Monday, August 30, 2010

What is going on with P = NP?



P = NP is a major unsolved problem in Computer Science. Regarding the recent attempt to solve it this problem by Vinay Deolalikar (August 6, 2010), in this post we will briefly review what is this about P = NP, consequences if that statement is true, why many people was so excited over the possible solution announced recently, and some interesting observations on how our society reacted to it. The answer to this question seems to be P!=NP and it looks like the recent Vinay's proof is not correct. Moreover, it has some issues that make it hard to fix.

What P and NP means?

Given a problem, first we want to discover candidate solutions and then verify them.

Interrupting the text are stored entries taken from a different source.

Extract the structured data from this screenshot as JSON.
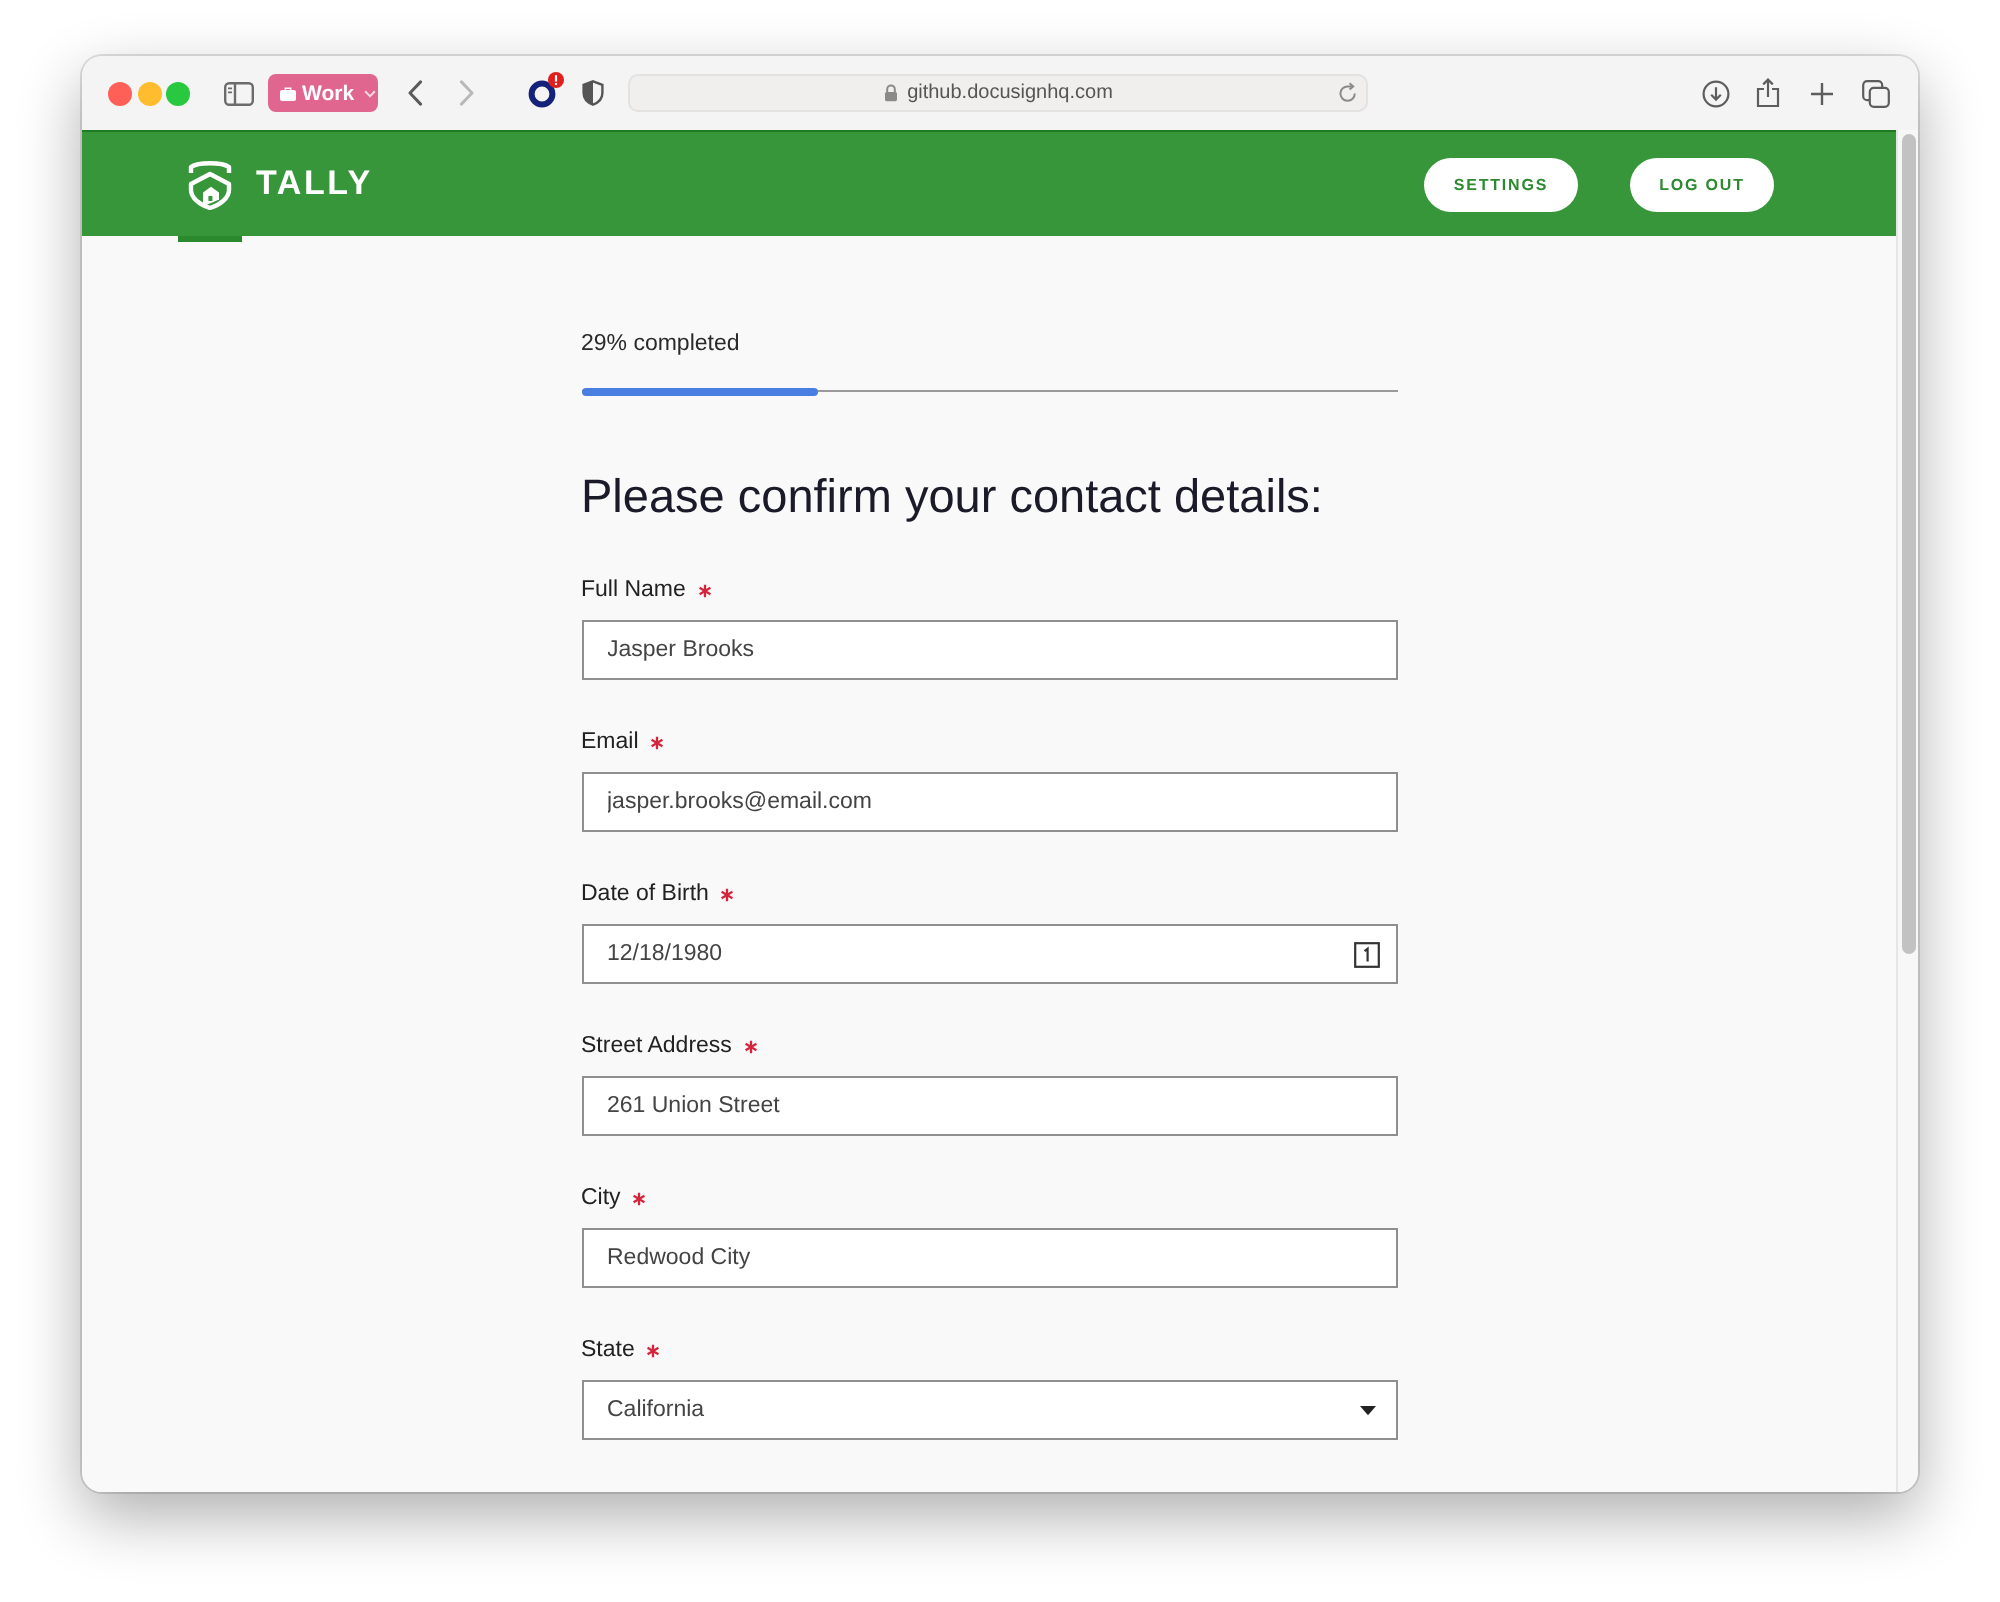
{
  "browser": {
    "tab_group": "Work",
    "address": "github.docusignhq.com",
    "forward_enabled": false
  },
  "header": {
    "brand": "TALLY",
    "buttons": [
      "SETTINGS",
      "LOG OUT"
    ]
  },
  "progress": {
    "label": "29% completed",
    "level": 0.29
  },
  "form": {
    "title": "Please confirm your contact details:",
    "fields": [
      {
        "label": "Full Name",
        "required": true,
        "kind": "text",
        "value": "Jasper Brooks"
      },
      {
        "label": "Email",
        "required": true,
        "kind": "text",
        "value": "jasper.brooks@email.com"
      },
      {
        "label": "Date of Birth",
        "required": true,
        "kind": "date",
        "value": "12/18/1980"
      },
      {
        "label": "Street Address",
        "required": true,
        "kind": "text",
        "value": "261 Union Street"
      },
      {
        "label": "City",
        "required": true,
        "kind": "text",
        "value": "Redwood City"
      },
      {
        "label": "State",
        "required": true,
        "kind": "select",
        "value": "California"
      }
    ]
  }
}
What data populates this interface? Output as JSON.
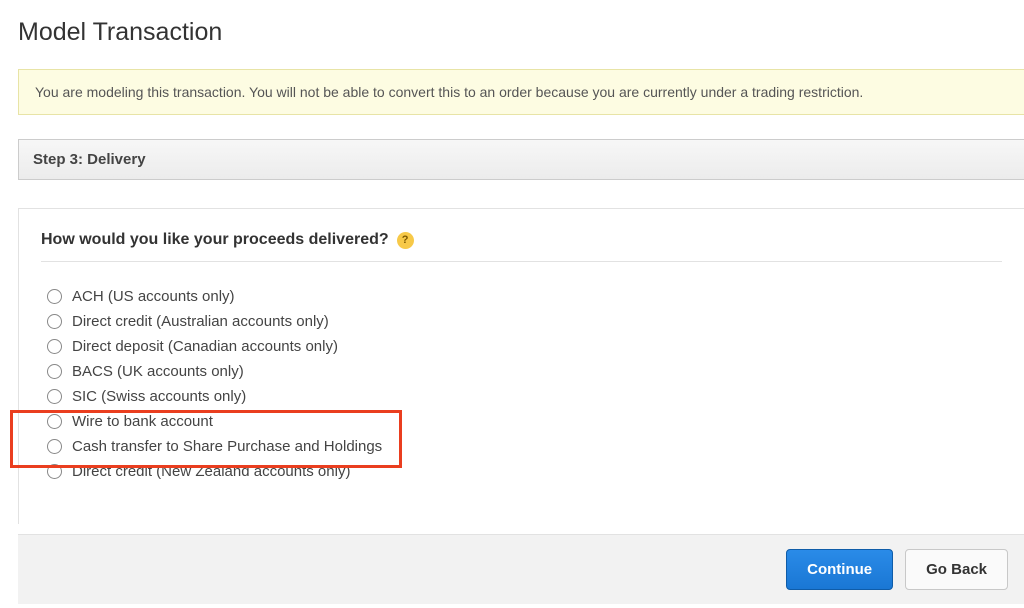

The goodness of these discovering and verification tasks commonly depend on the use of limited resources such as time and space. Thus, the time employed to discover a solution (or to verify it) can be efficient or inefficient. Having said that, P and NP are sets of computational problems. A P problem can always be solved in polynomial time in the size of the input. A NP problem can always be quickly verified in polynomial time. NP problems are interesting because although they can be quickly verified, they may not be quickly solved. Hence, P is always included in NP.

However, stating that P = NP means that all problems are both quickly solved and verified. If you find a problem difficult to solve, there will be a theoretical guarantee that there exists a efficient (at most polynomial) way to solve it. If you are trying to solve your Sudoku, you can be confident that there is an efficient way to solve it, even if you cannot find it. Here, we are not considering NP-hard problems, which are those whose verification is not polynomial.

What made Vinay's attempt special this time?

This is a good question. To frame the discussion, people propose proofs that P = NP or P!=NP all the time. For example, in arXiv.org you can easily find recent attempt to show one of those statements (http://arxiv.org/find/all/1/all:+AND+proof+AND+p+np/0/1/0/all/0/1). Thus, this is not a sporadic effort to solve this problem, it is a well-studied theoretical problem with many people trying to solve it. Why this time the propagation of this news was so fast then?. Here are my hints:

  1. The way how Vinay introduced his work to the community was unusual. Unlike the traditional way used in academy, where the submission/acceptance of a paper after a peer review process is the rule, he sent the manuscript to 22 experts in the field and they quickly realized a valid attempt to solve this problem.
  2. The method employed by Vinay was novel. The use of random k-SAT was a path that few people traversed before. If there is a solution to this problem, many people agree that it should consider the problem from a new perspective. After all, this is an old problem and many well-known techniques has shown to fail to prove P=NP.
  3. Internet time. It is now easier to receive news and share our own impressions. The proof provided by Vinay was made public and he received feedback the next day he sent his work. This is a summary.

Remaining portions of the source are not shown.